Let the words of my mouth

Tuesday, November 30, 2021                        (today’s lectionary)

Feast of Saint Andrew, Apostle

Let the words of my mouth

I always wondered what I have to do in this world of God’s making, in order to be the good boy my parents wanted, in order to be the good student Mrs. Smock (who died just three days before my mom died earlier this month) wanted, to be the good Missouri Synod Lutheran boy Pastor Neitzel wanted. What did all those people out there, all of whom were over 30, what did they all want?

And further back, in the fuzzy darkness of unknowing, what did I have to do to be the good child of God that He or She wanted. My True Parents in heaven had a list for all of us, didn’t they, all of us including those over thirty-kids who called themselves my parents and grandparents, aunts and uncles, teachers and preachers, because of course they were children of God themselves and subject to the same Rules I was.

So it’s with some recalled surprise that I open today’s lectionary and read the simple truth, as Paul saw it.

David, if you confess with your mouth that Jesus is Lord and believe in your heart that God raised him from the dead, you will be saved.

Oh, I can do that.

Paul explains.

For one believes with the heart and so is justified, and one confesses with the mouth and so is saved.

It doesn’t matter if I’m rich or poor, Hispanic, black, Asian, Native American or white. Or if I’m a midwestern farm kid with manure on his shoes, who throws a baseball every night after milking at a whitewashed strike zone on the barn’s brick wall, dreaming of the big time.

The same Lord is Lord of all. And everyone who calls on the name of the Lord will be saved. He will enrich us all.

I love Garrison’s Keillor’s writing because it is such a rich, spontaneous stream of his consciousness. Paul launches into just such a stream, enriched and confident in God’s grace as he writes to the Romans. In reverse, he says men and women must be SENT in order to PREACH, so that others will HEAR, and therefore BELIEVE, and then CALL ON HIM. He goes on from there. Try to keep up!

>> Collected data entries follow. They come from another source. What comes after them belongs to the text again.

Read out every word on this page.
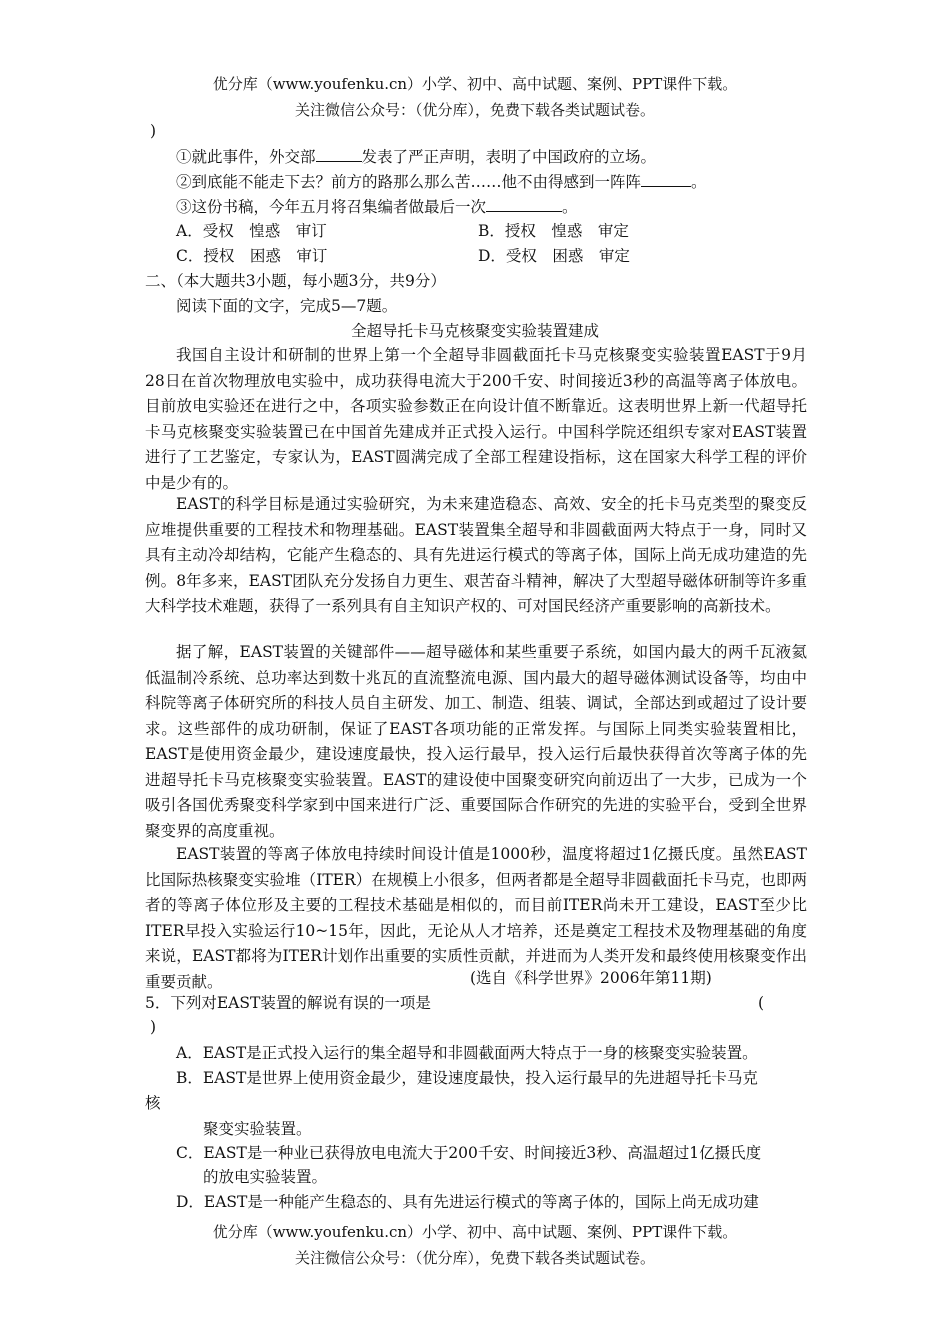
优分库（www.youfenku.cn）小学、初中、高中试题、案例、PPT课件下载。
关注微信公众号：（优分库），免费下载各类试题试卷。
)
①就此事件，外交部	发表了严正声明，表明了中国政府的立场。
②到底能不能走下去？前方的路那么那么苦……他不由得感到一阵阵	。
③这份书稿，今年五月将召集编者做最后一次	。
A．受权　惶惑　审订	B．授权　惶惑　审定
C．授权　困惑　审订	D．受权　困惑　审定
二、（本大题共3小题，每小题3分，共9分）
阅读下面的文字，完成5—7题。
全超导托卡马克核聚变实验装置建成
我国自主设计和研制的世界上第一个全超导非圆截面托卡马克核聚变实验装置EAST于9月28日在首次物理放电实验中，成功获得电流大于200千安、时间接近3秒的高温等离子体放电。目前放电实验还在进行之中，各项实验参数正在向设计值不断靠近。这表明世界上新一代超导托卡马克核聚变实验装置已在中国首先建成并正式投入运行。中国科学院还组织专家对EAST装置进行了工艺鉴定，专家认为，EAST圆满完成了全部工程建设指标，这在国家大科学工程的评价中是少有的。
EAST的科学目标是通过实验研究，为未来建造稳态、高效、安全的托卡马克类型的聚变反应堆提供重要的工程技术和物理基础。EAST装置集全超导和非圆截面两大特点于一身，同时又具有主动冷却结构，它能产生稳态的、具有先进运行模式的等离子体，国际上尚无成功建造的先例。8年多来，EAST团队充分发扬自力更生、艰苦奋斗精神，解决了大型超导磁体研制等许多重大科学技术难题，获得了一系列具有自主知识产权的、可对国民经济产重要影响的高新技术。
据了解，EAST装置的关键部件——超导磁体和某些重要子系统，如国内最大的两千瓦液氦低温制冷系统、总功率达到数十兆瓦的直流整流电源、国内最大的超导磁体测试设备等，均由中科院等离子体研究所的科技人员自主研发、加工、制造、组装、调试，全部达到或超过了设计要求。这些部件的成功研制，保证了EAST各项功能的正常发挥。与国际上同类实验装置相比，EAST是使用资金最少，建设速度最快，投入运行最早，投入运行后最快获得首次等离子体的先进超导托卡马克核聚变实验装置。EAST的建设使中国聚变研究向前迈出了一大步，已成为一个吸引各国优秀聚变科学家到中国来进行广泛、重要国际合作研究的先进的实验平台，受到全世界聚变界的高度重视。
EAST装置的等离子体放电持续时间设计值是1000秒，温度将超过1亿摄氏度。虽然EAST比国际热核聚变实验堆（ITER）在规模上小很多，但两者都是全超导非圆截面托卡马克，也即两者的等离子体位形及主要的工程技术基础是相似的，而目前ITER尚未开工建设，EAST至少比ITER早投入实验运行10~15年，因此，无论从人才培养，还是奠定工程技术及物理基础的角度来说，EAST都将为ITER计划作出重要的实质性贡献，并进而为人类开发和最终使用核聚变作出重要贡献。	(选自《科学世界》2006年第11期)
5．下列对EAST装置的解说有误的一项是	(
)
A．EAST是正式投入运行的集全超导和非圆截面两大特点于一身的核聚变实验装置。
B．EAST是世界上使用资金最少，建设速度最快，投入运行最早的先进超导托卡马克
核
聚变实验装置。
C．EAST是一种业已获得放电电流大于200千安、时间接近3秒、高温超过1亿摄氏度
的放电实验装置。
D．EAST是一种能产生稳态的、具有先进运行模式的等离子体的，国际上尚无成功建
优分库（www.youfenku.cn）小学、初中、高中试题、案例、PPT课件下载。
关注微信公众号：（优分库），免费下载各类试题试卷。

How beautiful are the feet of those who bring the good news!

Peter’s older brother Andrew was a fisherman with good social skills. He noticed the boy with fish and loaves while Jesus was preaching (John 6:8), and mentioned him to Jesus.

Come after me, and I will make you fishers of men. At once Andrew and Peter left their nets behind, and followed him.

After Jesus ascended into heaven and his Church was established, the disciples scattered. Andrew preached in Greece and Turkey and was martyred twenty-five or so years later, crucified on a “saltire” cross. Did he ever go to Scotland? Did he ever play golf on the famous green links at St. Andrews? For various reasons, Andrew became Scotland’s patron saint.

Paul saw Jesus in a powerful vision. But Andrew spent three years with him. I imagine his sermons were stories as well as exhortation. Today’s psalm 19 might sometimes have been his text, his “first reading.”

The decree of the Lord is trustworthy, giving wisdom to the simple. Fear of the Lord is pure, enduring forever. Your words, Lord are Spirit and life. They are more precious than gold, than a heap of purest gold, sweeter also than syrup, or honey from the honeycomb. May these words of my mouth, and the meditations of my heart, be acceptable in your sight, O Lord, my rock and my redeemer.

Paul tells me what I must do with my mouth, my mind and my heart. David in his psalm gets at something a little different. Your words, Lord, are Spirit and life. God is not here for me, I am here for God. Turn back O man, turn toward God and let God become all you live for. Did Andrew’s stories and sermons guide his listeners toward that deepest of all realities? I like to think they did.